Although the Company has attempted to identify important factors that could cause actual actions, events, conditions, results, performance or achievements to differ materially from those described in forward-looking information, there may be other factors that cause actions, events, conditions, results, performance or achievements to differ from those anticipated, estimated or intended.

The Company cautions that the foregoing lists of important assumptions and factors are not exhaustive. Other events or circumstances could cause actual results to differ materially from those estimated or projected and expressed in, or implied by, the forward-looking information contained herein.
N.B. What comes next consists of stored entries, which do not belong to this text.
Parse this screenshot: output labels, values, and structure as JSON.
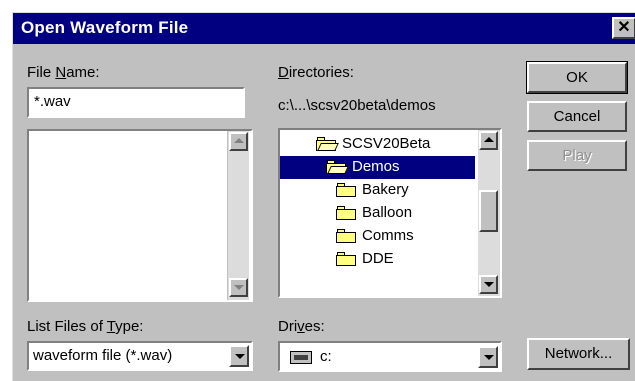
{
  "window": {
    "title": "Open Waveform File",
    "close_glyph": "✕"
  },
  "file_name": {
    "label_pre": "File ",
    "label_accel": "N",
    "label_post": "ame:",
    "value": "*.wav",
    "files": []
  },
  "directories": {
    "label_pre": "",
    "label_accel": "D",
    "label_post": "irectories:",
    "path": "c:\\...\\scsv20beta\\demos",
    "items": [
      {
        "label": "SCSV20Beta",
        "icon": "open-folder-icon",
        "selected": false
      },
      {
        "label": "Demos",
        "icon": "open-folder-icon",
        "selected": true
      },
      {
        "label": "Bakery",
        "icon": "folder-icon",
        "selected": false
      },
      {
        "label": "Balloon",
        "icon": "folder-icon",
        "selected": false
      },
      {
        "label": "Comms",
        "icon": "folder-icon",
        "selected": false
      },
      {
        "label": "DDE",
        "icon": "folder-icon",
        "selected": false
      }
    ]
  },
  "file_type": {
    "label_pre": "List Files of ",
    "label_accel": "T",
    "label_post": "ype:",
    "value": "waveform file (*.wav)"
  },
  "drives": {
    "label_pre": "Dri",
    "label_accel": "v",
    "label_post": "es:",
    "value": "c:",
    "icon": "hard-drive-icon"
  },
  "buttons": {
    "ok": "OK",
    "cancel": "Cancel",
    "play": "Play",
    "network": "Network..."
  },
  "colors": {
    "titlebar": "#000080",
    "face": "#c0c0c0",
    "selection": "#000080",
    "folder": "#ffff80"
  }
}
There can be no assurance that forward-looking information will prove to be accurate, as actual results and future events could differ materially from those anticipated in such information. Accordingly, readers should not place undue reliance on forward-looking information.

Forward-looking information contained herein is made as of the date of this press release and the Company disclaims any obligation to update or revise any forward-looking information, whether as a result of new information, future events or results or otherwise, except as and to the extent required by applicable securities laws.